Lapis ketiga, dan ini yang paling mudah dilewatkan: standarisasi protokol di level infrastruktur menurunkan hambatan teknis untuk adopsi AI agent di sektor-sektor yang selama ini bergerak lambat. Banyak kegagalan proyek AI di organisasi Indonesia bukan karena modelnya salah, tapi karena integrasi dengan sistem backend — mulai dari sistem pembayaran, ERP, hingga basis data internal — terlalu mahal dan terlalu rapuh untuk dijaga. Kalau infrastruktur komunikasi antar sistem makin seragam lewat protokol terbuka, biaya integrasi itu turun, dan proyek-proyek AI agent yang tadinya sulit dibenarkan dari sisi ROI menjadi lebih realistis.

Tanda-tanda yang patut diperhatikan

Bukan berarti pengumuman Digital Realty langsung mengubah lanskap AI Indonesia dalam hitungan minggu. Tapi ada beberapa tanda yang layak dipantau enam sampai dua belas bulan ke depan. Pertama, apakah operator data center regional Asia Tenggara — termasuk yang beroperasi di Indonesia — ikut mengumumkan dukungan MCP atau protokol terbuka serupa. Kedua, apakah integrator lokal mulai menawarkan jasa 'MCP server untuk sistem internal' sebagai layanan profesional, mirip dengan yang sudah mulai tumbuh untuk server MCP filesystem dan basis data di pasar global.

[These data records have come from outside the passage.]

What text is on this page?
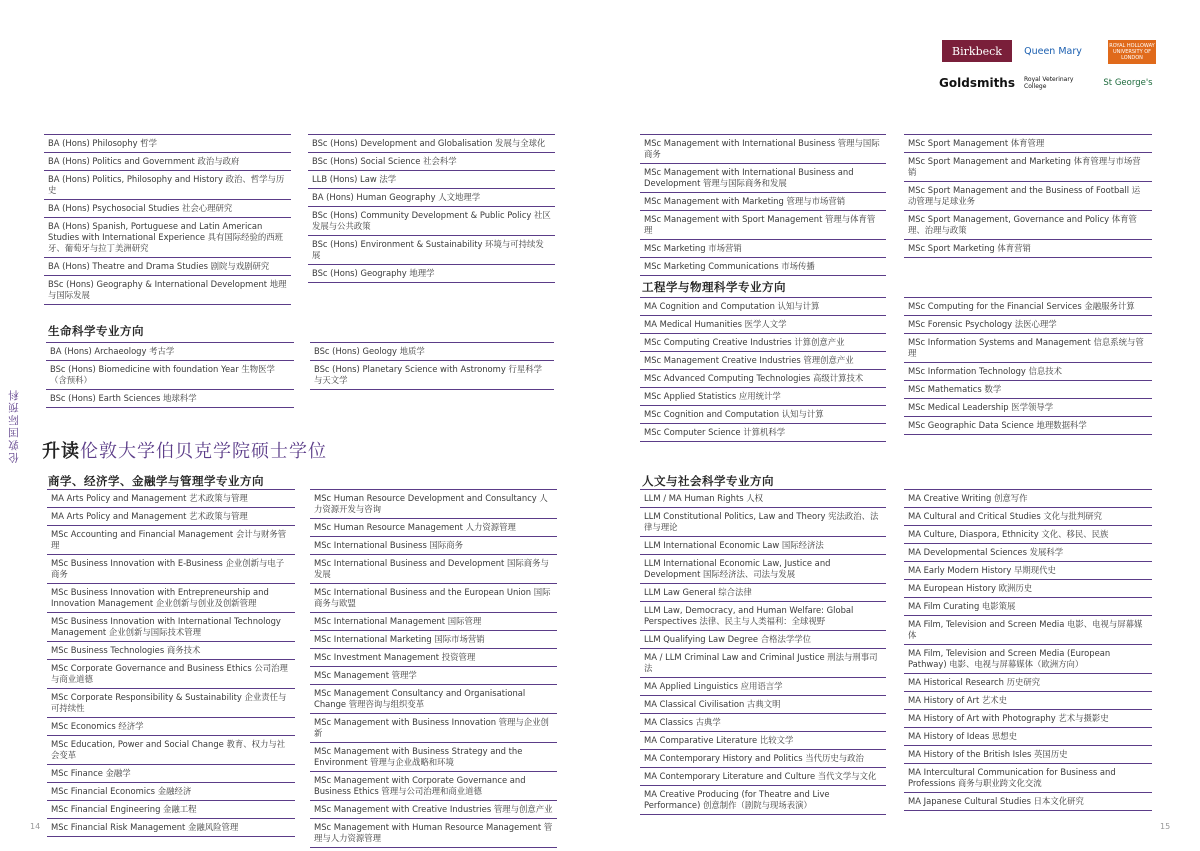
伦敦国际预科
Birkbeck	Queen Mary	ROYAL HOLLOWAY UNIVERSITY OF LONDON
Goldsmiths Royal Veterinary College	St George's
BA (Hons) Philosophy 哲学
BA (Hons) Politics and Government 政治与政府
BA (Hons) Politics, Philosophy and History 政治、哲学与历史
BA (Hons) Psychosocial Studies 社会心理研究
BA (Hons) Spanish, Portuguese and Latin American Studies with International Experience 具有国际经验的西班牙、葡萄牙与拉丁美洲研究
BA (Hons) Theatre and Drama Studies 剧院与戏剧研究
BSc (Hons) Geography & International Development 地理与国际发展
BSc (Hons) Development and Globalisation 发展与全球化
BSc (Hons) Social Science 社会科学
LLB (Hons) Law 法学
BA (Hons) Human Geography 人文地理学
BSc (Hons) Community Development & Public Policy 社区发展与公共政策
BSc (Hons) Environment & Sustainability 环境与可持续发展
BSc (Hons) Geography 地理学
生命科学专业方向
BA (Hons) Archaeology 考古学
BSc (Hons) Biomedicine with foundation Year 生物医学（含预科）
BSc (Hons) Earth Sciences 地球科学
BSc (Hons) Geology 地质学
BSc (Hons) Planetary Science with Astronomy 行星科学与天文学
升读伦敦大学伯贝克学院硕士学位
商学、经济学、金融学与管理学专业方向
MA Arts Policy and Management 艺术政策与管理
MA Arts Policy and Management 艺术政策与管理
MSc Accounting and Financial Management 会计与财务管理
MSc Business Innovation with E-Business 企业创新与电子商务
MSc Business Innovation with Entrepreneurship and Innovation Management 企业创新与创业及创新管理
MSc Business Innovation with International Technology Management 企业创新与国际技术管理
MSc Business Technologies 商务技术
MSc Corporate Governance and Business Ethics 公司治理与商业道德
MSc Corporate Responsibility & Sustainability 企业责任与可持续性
MSc Economics 经济学
MSc Education, Power and Social Change 教育、权力与社会变革
MSc Finance 金融学
MSc Financial Economics 金融经济
MSc Financial Engineering 金融工程
MSc Financial Risk Management 金融风险管理
MSc Human Resource Development and Consultancy 人力资源开发与咨询
MSc Human Resource Management 人力资源管理
MSc International Business 国际商务
MSc International Business and Development 国际商务与发展
MSc International Business and the European Union 国际商务与欧盟
MSc International Management 国际管理
MSc International Marketing 国际市场营销
MSc Investment Management 投资管理
MSc Management 管理学
MSc Management Consultancy and Organisational Change 管理咨询与组织变革
MSc Management with Business Innovation 管理与企业创新
MSc Management with Business Strategy and the Environment 管理与企业战略和环境
MSc Management with Corporate Governance and Business Ethics 管理与公司治理和商业道德
MSc Management with Creative Industries 管理与创意产业
MSc Management with Human Resource Management 管理与人力资源管理
MSc Management with International Business 管理与国际商务
MSc Management with International Business and Development 管理与国际商务和发展
MSc Management with Marketing 管理与市场营销
MSc Management with Sport Management 管理与体育管理
MSc Marketing 市场营销
MSc Marketing Communications 市场传播
MSc Sport Management 体育管理
MSc Sport Management and Marketing 体育管理与市场营销
MSc Sport Management and the Business of Football 运动管理与足球业务
MSc Sport Management, Governance and Policy 体育管理、治理与政策
MSc Sport Marketing 体育营销
工程学与物理科学专业方向
MA Cognition and Computation 认知与计算
MA Medical Humanities 医学人文学
MSc Computing Creative Industries 计算创意产业
MSc Management Creative Industries 管理创意产业
MSc Advanced Computing Technologies 高级计算技术
MSc Applied Statistics 应用统计学
MSc Cognition and Computation 认知与计算
MSc Computer Science 计算机科学
MSc Computing for the Financial Services 金融服务计算
MSc Forensic Psychology 法医心理学
MSc Information Systems and Management 信息系统与管理
MSc Information Technology 信息技术
MSc Mathematics 数学
MSc Medical Leadership 医学领导学
MSc Geographic Data Science 地理数据科学
人文与社会科学专业方向
LLM / MA Human Rights 人权
LLM Constitutional Politics, Law and Theory 宪法政治、法律与理论
LLM International Economic Law 国际经济法
LLM International Economic Law, Justice and Development 国际经济法、司法与发展
LLM Law General 综合法律
LLM Law, Democracy, and Human Welfare: Global Perspectives 法律、民主与人类福利：全球视野
LLM Qualifying Law Degree 合格法学学位
MA / LLM Criminal Law and Criminal Justice 刑法与刑事司法
MA Applied Linguistics 应用语言学
MA Classical Civilisation 古典文明
MA Classics 古典学
MA Comparative Literature 比较文学
MA Contemporary History and Politics 当代历史与政治
MA Contemporary Literature and Culture 当代文学与文化
MA Creative Producing (for Theatre and Live Performance) 创意制作（剧院与现场表演）
MA Creative Writing 创意写作
MA Cultural and Critical Studies 文化与批判研究
MA Culture, Diaspora, Ethnicity 文化、移民、民族
MA Developmental Sciences 发展科学
MA Early Modern History 早期现代史
MA European History 欧洲历史
MA Film Curating 电影策展
MA Film, Television and Screen Media 电影、电视与屏幕媒体
MA Film, Television and Screen Media (European Pathway) 电影、电视与屏幕媒体（欧洲方向）
MA Historical Research 历史研究
MA History of Art 艺术史
MA History of Art with Photography 艺术与摄影史
MA History of Ideas 思想史
MA History of the British Isles 英国历史
MA Intercultural Communication for Business and Professions 商务与职业跨文化交流
MA Japanese Cultural Studies 日本文化研究
14	15
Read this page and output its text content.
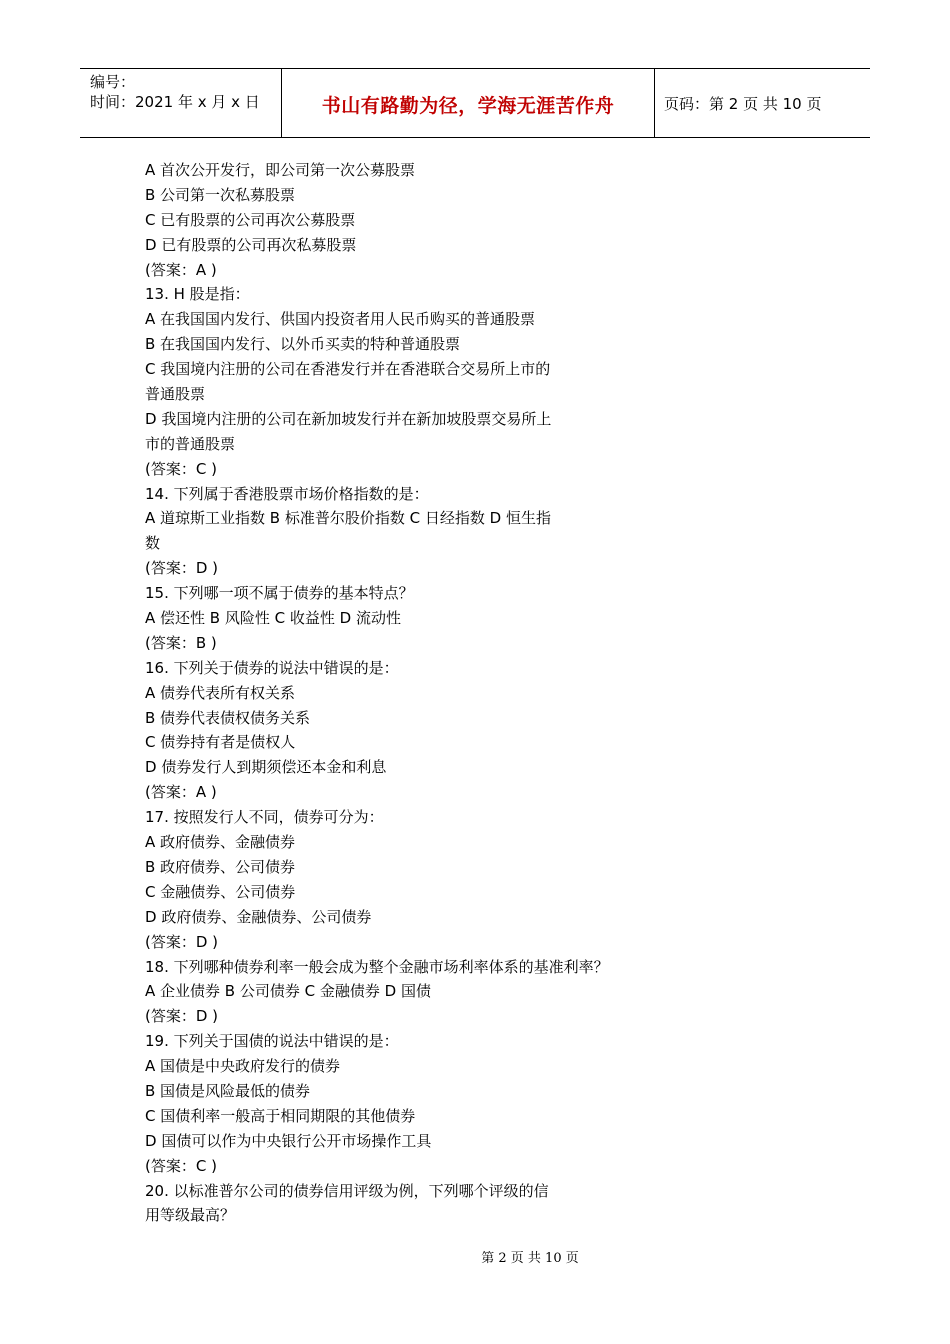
编号：
时间：2021 年 x 月 x 日	书山有路勤为径，学海无涯苦作舟	页码：第 2 页 共 10 页
A 首次公开发行，即公司第一次公募股票
B 公司第一次私募股票
C 已有股票的公司再次公募股票
D 已有股票的公司再次私募股票
(答案：A )
13. H 股是指：
A 在我国国内发行、供国内投资者用人民币购买的普通股票
B 在我国国内发行、以外币买卖的特种普通股票
C 我国境内注册的公司在香港发行并在香港联合交易所上市的
普通股票
D 我国境内注册的公司在新加坡发行并在新加坡股票交易所上
市的普通股票
(答案：C )
14. 下列属于香港股票市场价格指数的是：
A 道琼斯工业指数 B 标准普尔股价指数 C 日经指数 D 恒生指
数
(答案：D )
15. 下列哪一项不属于债券的基本特点？
A 偿还性 B 风险性 C 收益性 D 流动性
(答案：B )
16. 下列关于债券的说法中错误的是：
A 债券代表所有权关系
B 债券代表债权债务关系
C 债券持有者是债权人
D 债券发行人到期须偿还本金和利息
(答案：A )
17. 按照发行人不同，债券可分为：
A 政府债券、金融债券
B 政府债券、公司债券
C 金融债券、公司债券
D 政府债券、金融债券、公司债券
(答案：D )
18. 下列哪种债券利率一般会成为整个金融市场利率体系的基准利率？
A 企业债券 B 公司债券 C 金融债券 D 国债
(答案：D )
19. 下列关于国债的说法中错误的是：
A 国债是中央政府发行的债券
B 国债是风险最低的债券
C 国债利率一般高于相同期限的其他债券
D 国债可以作为中央银行公开市场操作工具
(答案：C )
20. 以标准普尔公司的债券信用评级为例，下列哪个评级的信
用等级最高？
第 2 页 共 10 页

Ketiga, dan ini yang paling penting untuk pengambil keputusan di sektor publik dan korporasi besar: apakah proposal AI agent yang masuk ke meja procurement mulai menyebut MCP atau 'protokol terbuka yang kompatibel' sebagai bagian dari arsitektur. Kalau iya, itu sinyal bahwa pasar sudah bergeser dari pendekatan 'AI agent sebagai addon' menjadi 'AI agent sebagai bagian dari infrastruktur IT yang harus bisa diaudit dan diinteroperasikan'. Untuk ASN yang mengikuti program pelatihan AI, dan untuk CIO di perusahaan menengah yang sedang merancang roadmap AI, memahami arah pergeseran ini akan sangat membantu dalam menyusun strategi yang tidak cepat usang.

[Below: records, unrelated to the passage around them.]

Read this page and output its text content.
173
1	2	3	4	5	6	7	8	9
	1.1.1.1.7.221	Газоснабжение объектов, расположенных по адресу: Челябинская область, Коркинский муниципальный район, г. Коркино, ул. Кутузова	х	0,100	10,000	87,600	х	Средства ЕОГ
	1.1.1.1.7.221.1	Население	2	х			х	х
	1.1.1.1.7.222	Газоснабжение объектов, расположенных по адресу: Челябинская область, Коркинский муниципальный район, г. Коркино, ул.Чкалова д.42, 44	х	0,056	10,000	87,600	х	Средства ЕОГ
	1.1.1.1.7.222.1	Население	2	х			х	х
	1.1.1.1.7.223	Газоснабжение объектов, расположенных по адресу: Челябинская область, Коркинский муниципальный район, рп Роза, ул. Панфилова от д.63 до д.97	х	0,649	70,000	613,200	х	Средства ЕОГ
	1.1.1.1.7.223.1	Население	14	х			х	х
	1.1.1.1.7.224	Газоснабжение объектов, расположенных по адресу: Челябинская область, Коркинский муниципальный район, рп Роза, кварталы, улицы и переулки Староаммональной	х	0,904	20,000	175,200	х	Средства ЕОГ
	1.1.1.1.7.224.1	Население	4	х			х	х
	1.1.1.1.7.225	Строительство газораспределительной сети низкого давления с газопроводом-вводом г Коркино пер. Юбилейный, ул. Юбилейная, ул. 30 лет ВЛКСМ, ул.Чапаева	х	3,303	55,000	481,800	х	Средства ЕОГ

Yang patut dicermati juga adalah apakah inisiatif seperti ini akhirnya mendorong terbentuknya semacam konsorsium standar terbuka di tingkat nasional. Pengalaman global menunjukkan bahwa adopsi protokol terbuka paling sehat ketika ada ekosistem lokal yang aktif menyumbangkan implementasi, dokumentasi, dan use case — bukan sekadar menjadi konsumen. Dalam pengujian editorial Wawasan AI, ServiceFabric MCP adalah pengingat bahwa infrastruktur AI bukan hanya soal siapa punya GPU paling banyak, tapi juga soal siapa yang menulis aturan main untuk menghubungkan semuanya.